As evidenced in this
Figure 17, one of the main contributions of this work is to be able to make decisions through the digital twin and thus determine the new adjustment and coordination of the relays through a hardware-in-the-loop test, moving the curve in real time until no overlap is presented. For this reason, the fact of designing the digital twins for each power system and updating data continually to consider many distributed resources integrated into the network allows for rapid availability in protection settings and coordination compared to traditional planning.
5. Conclusions
The paper presents a new methodology to design an overcurrent protection scheme for a distribution network with DER based on digital twins. A new protection coordination method was performed in a distribution network with DER. The results showed the selection and modeling of the distribution network based on an IEEE test feeder allowed for an adequate model for verifying the overcurrent protection scheme. It was possible to determine the impact on the protection scheme due to the variation of the short-circuit current, thanks to the contribution of DERs.
In addition, the PHIL scheme for real-time simulation was designed to monitor short-circuit currents. The designed PHIL scheme for real-time simulation allows for a better vision of the behavior of the short-circuit currents, giving results attached to the reality of the phenomena that occur during faults. With this PHIL scheme, a short-circuit fault in bus 11 with the capacitor banks; the fault current in this bus has a different behavior, as the load responds by injecting a high current. The results showed that changes in short-circuit current can affect the operation speed and the sensitivity of the protection scheme; however, this does not necessarily imply affectations in the selectivity of the protection scheme. With the tests carried out, in the event of a short-circuit fault, the protection relays experience different levels of short-circuit current at the same moment, probably losing the selectivity of the overcurrent protection scheme.

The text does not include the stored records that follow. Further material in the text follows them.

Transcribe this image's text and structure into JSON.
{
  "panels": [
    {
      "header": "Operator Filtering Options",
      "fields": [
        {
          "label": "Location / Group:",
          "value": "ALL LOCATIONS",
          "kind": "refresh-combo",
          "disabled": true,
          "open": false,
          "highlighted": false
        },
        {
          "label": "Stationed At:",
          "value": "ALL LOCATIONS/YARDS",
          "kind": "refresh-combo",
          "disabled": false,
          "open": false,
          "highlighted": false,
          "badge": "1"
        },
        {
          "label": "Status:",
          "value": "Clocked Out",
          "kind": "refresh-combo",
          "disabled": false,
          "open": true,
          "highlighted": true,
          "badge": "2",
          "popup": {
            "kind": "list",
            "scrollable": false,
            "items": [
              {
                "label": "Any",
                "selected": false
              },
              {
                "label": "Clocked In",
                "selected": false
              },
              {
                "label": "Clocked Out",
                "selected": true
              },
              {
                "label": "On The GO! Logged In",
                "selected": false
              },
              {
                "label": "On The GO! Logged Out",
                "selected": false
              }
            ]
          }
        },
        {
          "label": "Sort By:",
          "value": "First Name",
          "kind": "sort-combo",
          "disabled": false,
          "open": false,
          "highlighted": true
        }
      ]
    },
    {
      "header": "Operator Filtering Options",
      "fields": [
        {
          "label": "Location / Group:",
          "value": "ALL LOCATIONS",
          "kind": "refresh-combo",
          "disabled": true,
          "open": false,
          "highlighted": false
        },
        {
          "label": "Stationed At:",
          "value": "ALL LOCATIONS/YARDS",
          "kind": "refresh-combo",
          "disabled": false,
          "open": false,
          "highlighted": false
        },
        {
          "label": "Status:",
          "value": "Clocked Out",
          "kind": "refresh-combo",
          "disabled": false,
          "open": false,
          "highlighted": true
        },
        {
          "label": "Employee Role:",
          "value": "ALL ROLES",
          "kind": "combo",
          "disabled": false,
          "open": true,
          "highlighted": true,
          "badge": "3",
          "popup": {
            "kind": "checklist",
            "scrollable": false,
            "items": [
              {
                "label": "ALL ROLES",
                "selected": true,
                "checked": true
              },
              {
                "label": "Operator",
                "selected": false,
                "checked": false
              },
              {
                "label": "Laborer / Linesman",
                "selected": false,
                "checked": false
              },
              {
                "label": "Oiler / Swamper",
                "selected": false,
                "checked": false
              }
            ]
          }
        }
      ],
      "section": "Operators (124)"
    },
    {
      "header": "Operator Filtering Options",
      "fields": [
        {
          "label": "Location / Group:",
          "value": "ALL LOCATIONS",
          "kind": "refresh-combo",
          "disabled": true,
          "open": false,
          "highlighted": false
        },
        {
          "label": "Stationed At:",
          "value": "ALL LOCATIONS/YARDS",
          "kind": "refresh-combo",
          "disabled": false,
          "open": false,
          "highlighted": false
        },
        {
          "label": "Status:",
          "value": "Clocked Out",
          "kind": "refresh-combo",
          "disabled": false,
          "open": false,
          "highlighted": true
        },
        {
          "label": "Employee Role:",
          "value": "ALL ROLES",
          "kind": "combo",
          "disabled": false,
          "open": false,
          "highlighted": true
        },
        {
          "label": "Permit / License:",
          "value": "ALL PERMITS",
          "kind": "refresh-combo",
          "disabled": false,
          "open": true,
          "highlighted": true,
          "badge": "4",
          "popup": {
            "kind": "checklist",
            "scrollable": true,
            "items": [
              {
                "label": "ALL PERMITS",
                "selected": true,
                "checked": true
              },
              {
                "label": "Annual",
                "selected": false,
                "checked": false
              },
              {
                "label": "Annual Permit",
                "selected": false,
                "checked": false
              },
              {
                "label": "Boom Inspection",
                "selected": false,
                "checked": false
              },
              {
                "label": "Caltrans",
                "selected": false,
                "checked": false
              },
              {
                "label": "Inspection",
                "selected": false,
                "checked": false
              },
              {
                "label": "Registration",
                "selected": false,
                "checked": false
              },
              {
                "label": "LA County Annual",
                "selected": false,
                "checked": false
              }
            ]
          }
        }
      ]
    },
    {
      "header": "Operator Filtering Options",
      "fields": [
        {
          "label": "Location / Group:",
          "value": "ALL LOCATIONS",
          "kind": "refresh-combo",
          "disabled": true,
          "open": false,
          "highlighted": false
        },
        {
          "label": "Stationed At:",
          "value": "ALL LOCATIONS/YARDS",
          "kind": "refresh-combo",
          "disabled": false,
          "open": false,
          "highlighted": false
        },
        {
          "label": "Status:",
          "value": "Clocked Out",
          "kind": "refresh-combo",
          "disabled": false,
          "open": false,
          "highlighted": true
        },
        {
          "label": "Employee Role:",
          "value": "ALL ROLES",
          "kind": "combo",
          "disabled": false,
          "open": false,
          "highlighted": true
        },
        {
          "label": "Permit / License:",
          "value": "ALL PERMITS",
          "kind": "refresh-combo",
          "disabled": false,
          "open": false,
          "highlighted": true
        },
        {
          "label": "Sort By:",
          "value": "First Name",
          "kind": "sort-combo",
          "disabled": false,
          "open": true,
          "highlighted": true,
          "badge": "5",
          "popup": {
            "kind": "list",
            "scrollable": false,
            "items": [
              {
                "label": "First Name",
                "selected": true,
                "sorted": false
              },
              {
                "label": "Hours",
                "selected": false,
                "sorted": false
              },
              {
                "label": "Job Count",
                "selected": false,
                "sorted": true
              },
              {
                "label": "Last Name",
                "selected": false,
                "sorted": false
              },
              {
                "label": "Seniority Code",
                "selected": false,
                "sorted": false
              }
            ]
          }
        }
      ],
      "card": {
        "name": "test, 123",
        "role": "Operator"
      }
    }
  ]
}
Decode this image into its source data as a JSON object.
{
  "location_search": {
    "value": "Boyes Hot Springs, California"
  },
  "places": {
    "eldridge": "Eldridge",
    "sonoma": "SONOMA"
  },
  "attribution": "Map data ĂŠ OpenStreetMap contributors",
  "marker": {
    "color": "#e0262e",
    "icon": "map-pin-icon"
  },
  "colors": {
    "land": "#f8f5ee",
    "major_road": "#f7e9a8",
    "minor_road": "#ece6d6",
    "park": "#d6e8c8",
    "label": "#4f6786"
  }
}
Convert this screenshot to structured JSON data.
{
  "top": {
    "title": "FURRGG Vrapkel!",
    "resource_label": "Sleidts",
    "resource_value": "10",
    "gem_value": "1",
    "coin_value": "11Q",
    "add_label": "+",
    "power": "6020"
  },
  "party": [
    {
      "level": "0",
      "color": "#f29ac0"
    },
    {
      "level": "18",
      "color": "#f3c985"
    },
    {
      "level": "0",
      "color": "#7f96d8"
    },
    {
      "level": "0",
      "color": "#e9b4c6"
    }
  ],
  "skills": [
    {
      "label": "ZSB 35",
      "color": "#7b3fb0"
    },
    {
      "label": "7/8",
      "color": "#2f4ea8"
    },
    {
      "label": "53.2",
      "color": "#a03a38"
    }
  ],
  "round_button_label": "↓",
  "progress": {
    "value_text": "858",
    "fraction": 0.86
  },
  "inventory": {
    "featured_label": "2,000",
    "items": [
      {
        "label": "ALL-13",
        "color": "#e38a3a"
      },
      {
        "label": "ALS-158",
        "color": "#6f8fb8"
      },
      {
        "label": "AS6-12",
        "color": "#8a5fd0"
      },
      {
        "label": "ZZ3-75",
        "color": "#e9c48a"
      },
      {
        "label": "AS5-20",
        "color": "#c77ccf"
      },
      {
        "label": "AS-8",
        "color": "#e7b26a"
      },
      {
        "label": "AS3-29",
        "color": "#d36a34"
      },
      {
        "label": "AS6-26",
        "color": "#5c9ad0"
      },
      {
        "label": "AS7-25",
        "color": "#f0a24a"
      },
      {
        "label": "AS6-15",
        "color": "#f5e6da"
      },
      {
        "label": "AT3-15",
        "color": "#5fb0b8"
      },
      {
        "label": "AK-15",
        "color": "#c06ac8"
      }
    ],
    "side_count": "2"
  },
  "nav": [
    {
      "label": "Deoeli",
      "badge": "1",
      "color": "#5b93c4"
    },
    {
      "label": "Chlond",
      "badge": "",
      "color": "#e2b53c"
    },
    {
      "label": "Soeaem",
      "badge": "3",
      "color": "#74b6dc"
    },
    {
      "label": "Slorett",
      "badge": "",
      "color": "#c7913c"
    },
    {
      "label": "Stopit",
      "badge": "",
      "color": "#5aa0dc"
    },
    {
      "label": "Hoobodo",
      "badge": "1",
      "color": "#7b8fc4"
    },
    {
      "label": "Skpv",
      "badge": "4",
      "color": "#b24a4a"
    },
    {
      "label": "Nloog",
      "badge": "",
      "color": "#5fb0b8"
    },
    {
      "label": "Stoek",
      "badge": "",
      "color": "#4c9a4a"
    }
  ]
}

Furthermore, digital twins were designed as a new protection coordination scheme for a distribution network with DER using a real-time simulation software. It was possible to identify a case where the selectivity of the overcurrent protection scheme is lost when inserting different DER in the distribution network. With the integration of DER, there are other operating conditions, for example, different currents, either load or fault, which cause the pre-established requirements of the protection devices to stop being adequate and thus lose coordination. However, DER connection scenarios in the distribution network are presented where the impact on protection schemes is less and may even be zero. These scenarios depend on three fundamental factors: the capacity of the units, their location in the network, and the number of units connected. The impact of DER on electrical protections may vary depending on the connection and operating conditions of the DER. However, the impact of the generation sources on the coordination of the protection devices can be minimized, but not eliminated, if generation is considered in the adjustment of the protection devices. With distributed generation (DG), small-scale self-generation (SSSG), and two large-scale self-generation sources (5 MW and 10 MW), the loss of selectivity of the protection scheme was observed.
Future work should consider validating overcurrent protections in a ring network topology with real-time simulation. In addition, directional overcurrent relays can be evaluated in the distribution network using digital twins.